SEO Maintenance: What Exactly Should You Expect from Ongoing SEO Services

SEO is still a relatively unknown term to most people. In my circles, unless they are in the tech world, I always use an analogy to explain what I do.

This creates a perceived notion that search engine optimization is some sort of mystical thing marketers do do get more traffic and rank high on Google. But really, it comes down to one thing: excellent experience for users/readers.

There are over 200+ ranking factors on Google and I’m not going to dive into each one of those. Rather, I only focus on the ones that really matters. And in this post, I’ll cover four buckets of work that every SEO maintenance plans should include. This way, you won’t get fooled into whatever jargon the freelancer or agency you’re talking to and pay for something you don’t understand.

What is SEO Maintenance?

SEO is the process of getting your website to rank higher on search engines. You optimize your website to “follow the rules” of search engines so it can read your site properly, and consequently, show it to people when they perform searches.

SEO maintenance is the ongoing work you do to continuously improve your site and/or maintain the results you already achieved with your past SEO improvements.

That’s why a lot of consultants and agencies offer monthly services to help you bring in better results.

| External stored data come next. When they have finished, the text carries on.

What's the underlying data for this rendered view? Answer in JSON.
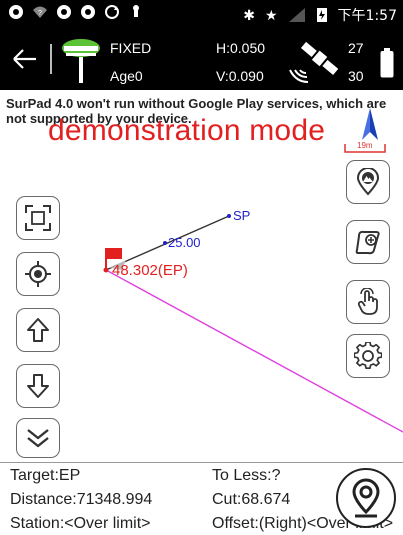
{
  "status_bar": {
    "time": "下午1:57",
    "left_icons": [
      "pinwheel-icon",
      "wifi-question-icon",
      "pinwheel-icon",
      "pinwheel-icon",
      "sync-icon",
      "usb-icon"
    ],
    "right_icons": [
      "bluetooth-icon",
      "star-icon",
      "signal-icon",
      "battery-charging-icon"
    ]
  },
  "header": {
    "fix_status": "FIXED",
    "age": "Age0",
    "h_precision": "H:0.050",
    "v_precision": "V:0.090",
    "satellites_used": "27",
    "satellites_total": "30",
    "accent_color": "#5bc236"
  },
  "map": {
    "notice": "SurPad 4.0 won't run without Google Play services, which are not supported by your device.",
    "demo_text": "demonstration mode",
    "scale_label": "19m",
    "points": {
      "sp_label": "SP",
      "mid_label": "25.00",
      "ep_label": "48.302(EP)"
    },
    "line_color": "#e040e0",
    "point_color": "#2222cc",
    "alert_color": "#e32020"
  },
  "info": {
    "target": "Target:EP",
    "to_less": "To Less:?",
    "distance": "Distance:71348.994",
    "cut": "Cut:68.674",
    "station": "Station:<Over limit>",
    "offset": "Offset:(Right)<Over limit>"
  }
}
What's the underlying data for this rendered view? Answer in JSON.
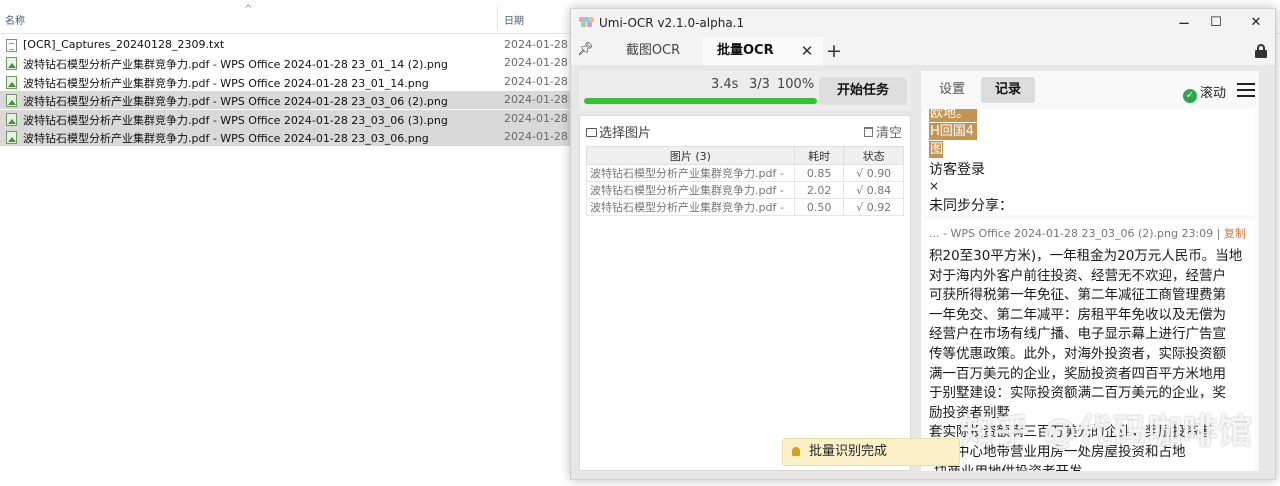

Do You Need Monthly or Ongoing SEO Maintenance?

Yes. Unless you want to waste your resources, you will benefit more with SEO maintenance.

The content you see when you search on Google is powered by algorithms. These are complex formulas or instructions that use over 200 factors to decide which single page on the internet goes to the #1 spot.

And it’s known that these search algorithms change a lot in a single day.

  • 2018 – 3,234 “improvements” —> an average of 9 changes per day
  • 2017 – 2,453 “changes” —> average of 6 per day
  • 2016 – 1,653 “improvements”

Aside from these changes from the search engines itself, the market is also not standing still. That means your competitors, new and existing, are working their way to catch up with you. So, whether you have the #1 spot today doesn’t mean you’ll stay there in 6 months especially if you don’t do anything.

What Does This Mean for You?

SEO maintenance is a must if you want to continuously improve and maintain your rankings over time.

That means whenever you are offered some monthly SEO packages, the work has to revolve around these things.

That said, not all SEO services are created equal.

For example, I had one client who hired an agency to do some SEO work. When I learned about it, I asked what exactly are they doing. Based on the answers, they’re not doing anything at all. They have a monthly SEO service with no output nor any defined activities. And my client is paying for them! We’ll get to this later.

One thing to note though is not all agencies or freelancers will do these things, but it’s worth knowing what you need to do in order to increase your rankings on search engines. Some specialize in one service, while others do everything.

4 Buckets SEO Work Falls Into

SEO services really falls into four general buckets. Everything, whether you do it yourself or outsource it to someone else, will fall under these. If they don’t, then don’t do it.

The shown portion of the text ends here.